IAG Chief Executive Willie Walsh said Aer Lingus will continue to look at opportunities to expand its services at Shannon Airport – but shot down calls to follow Dublin and boost its transatlantic offering.
Mr Walsh was guests of honour at a meeting of Shannon Chamber of Commerce at Dromoland Castle. Welcoming him to Dromoland, Shannon Chamber President Julie Dickerson questioned why Aer Lingus would extend its main hub in Dublin, creating additional congestion at the airport and the M50 motorway, when Shannon and Cork have underutilised capacity and the infrastructure.
The call came after recent comments by Shannon Group CEO Matthew Thomas who claimed that Government policy is pushing for one main airport at Dublin Airport.
However, Mr Walsh pointed out that Aer Lingus would not have been able to introduce the new Seattle to Dublin route if it didn’t have customers flying from Europe and Britain into Dublin to connect.
“There is no way there would be sufficient demand in the local market to sustain a route to US destinations like Seattle, Miami, Los Angeles, Philadelphia or San Francisco. But Shannon can support a viable network of flights and Aer Lingus will look at opportunities for Shannon,” he said.
The event was sponsored by aircraft leasing company, GECAS, and supported by leading aviation companies such as Eirtech Aviation, IAC, Atlantic Aviation Group, Lufthansa Technik, Shannon Airport and Clare County Council.
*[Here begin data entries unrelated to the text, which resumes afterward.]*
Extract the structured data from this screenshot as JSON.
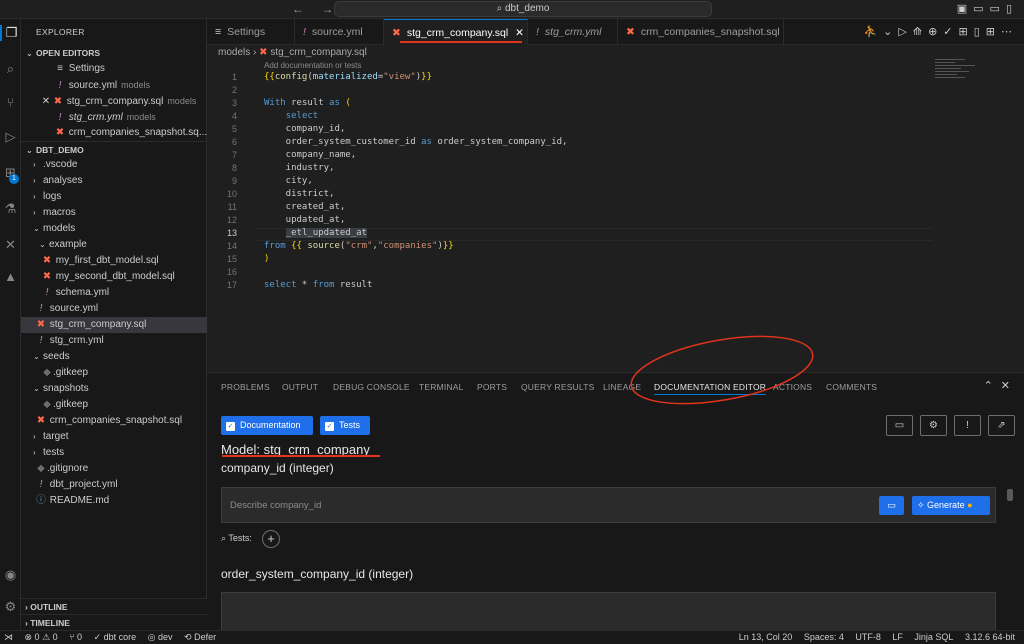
{
  "titlebar": {
    "back": "←",
    "forward": "→",
    "search": "⌕ dbt_demo"
  },
  "sidebar": {
    "title": "EXPLORER",
    "open_editors": "OPEN EDITORS",
    "editors": [
      {
        "name": "Settings",
        "sub": ""
      },
      {
        "name": "source.yml",
        "sub": "models"
      },
      {
        "name": "stg_crm_company.sql",
        "sub": "models"
      },
      {
        "name": "stg_crm.yml",
        "sub": "models"
      },
      {
        "name": "crm_companies_snapshot.sq...",
        "sub": ""
      }
    ],
    "project": "DBT_DEMO",
    "tree": [
      ".vscode",
      "analyses",
      "logs",
      "macros",
      "models",
      "example",
      "my_first_dbt_model.sql",
      "my_second_dbt_model.sql",
      "schema.yml",
      "source.yml",
      "stg_crm_company.sql",
      "stg_crm.yml",
      "seeds",
      ".gitkeep",
      "snapshots",
      ".gitkeep",
      "crm_companies_snapshot.sql",
      "target",
      "tests",
      ".gitignore",
      "dbt_project.yml",
      "README.md"
    ],
    "outline": "OUTLINE",
    "timeline": "TIMELINE",
    "badge": "1"
  },
  "tabs": [
    "Settings",
    "source.yml",
    "stg_crm_company.sql",
    "stg_crm.yml",
    "crm_companies_snapshot.sql"
  ],
  "editor": {
    "crumb_folder": "models",
    "crumb_file": "stg_crm_company.sql",
    "codelens": "Add documentation or tests",
    "line_numbers": [
      "1",
      "2",
      "3",
      "4",
      "5",
      "6",
      "7",
      "8",
      "9",
      "10",
      "11",
      "12",
      "13",
      "14",
      "15",
      "16",
      "17"
    ]
  },
  "panel": {
    "tabs": [
      "PROBLEMS",
      "OUTPUT",
      "DEBUG CONSOLE",
      "TERMINAL",
      "PORTS",
      "QUERY RESULTS",
      "LINEAGE",
      "DOCUMENTATION EDITOR",
      "ACTIONS",
      "COMMENTS"
    ],
    "documentation_btn": "Documentation",
    "tests_btn": "Tests",
    "model_title": "Model: stg_crm_company",
    "column1": "company_id (integer)",
    "placeholder": "Describe company_id",
    "generate": "Generate",
    "tests_label": "Tests:",
    "column2": "order_system_company_id (integer)"
  },
  "status": {
    "problems": "⊗ 0 ⚠ 0",
    "ports": "⑂ 0",
    "dbt_core": "✓ dbt core",
    "env": "◎ dev",
    "defer": "⟲ Defer",
    "position": "Ln 13, Col 20",
    "spaces": "Spaces: 4",
    "encoding": "UTF-8",
    "eol": "LF",
    "language": "Jinja SQL",
    "python": "3.12.6 64-bit"
  },
  "colors": {
    "accent": "#0078d4",
    "button": "#1f6feb",
    "dbt": "#ff694a",
    "annotation": "#e0341c"
  }
}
It was attended by almost 300 executives.
Outlining how IAG has grown since it was founded in 2011, after the merger of British Airways and Iberia, and through the acquisition of Vueling (2012) and Aer Lingus (2015) and the launch of low-cost airlines Iberia Express and Level, operating profits in 2016 were €2.5bn and are on target to reach €3bn in 2017. The airline group now carries 101m passengers, has 548 aircraft and employs 63,000.
Describing Aer Lingus as a “trophy asset”, Walsh said that IAG bought it because of the opportunity offered by its transatlantic network, the benefits from Ireland’s geographic position, both for Shannon and Dublin, and pre-clearance, which, he said, is the envy of a lot of airports around the world.
Recalling the process of buying Aer Lingus as tortuous, he said his colleagues in London were “bemused by the questions and challenges being levelled against us. We bought it because we wanted to grow it and have exceeded all the commitments we gave”.
He said Level, which will launch flights out of Paris Orly as well as Barcelona next year, could offer potential for Ireland and could sit side-by-side and grow with Aer Lingus. “Having sold 50,000 seats in the first 48 hours proves that you can stimulate demand to a new customer segment and that this is a model that can work.”
He downplayed Ryanair CEO Michael O’Leary‘s fears that Britain will be cut off from Europe after March 2019 if there isn’t urgency over air treaties. “I don’t see it [Brexit] impacting on us in the medium to long-term as we believe people will continue to fly. There will be a comprehensive Air Transport Agreement between the EU and the UK and this agreement will be good for all parties. It would be a retrograde step if the EU was not to reach an agreement with the UK.”
For Ireland, he said “there will be challenges” as anything that impacts negatively on the British economy will impact negatively on Ireland’s economy.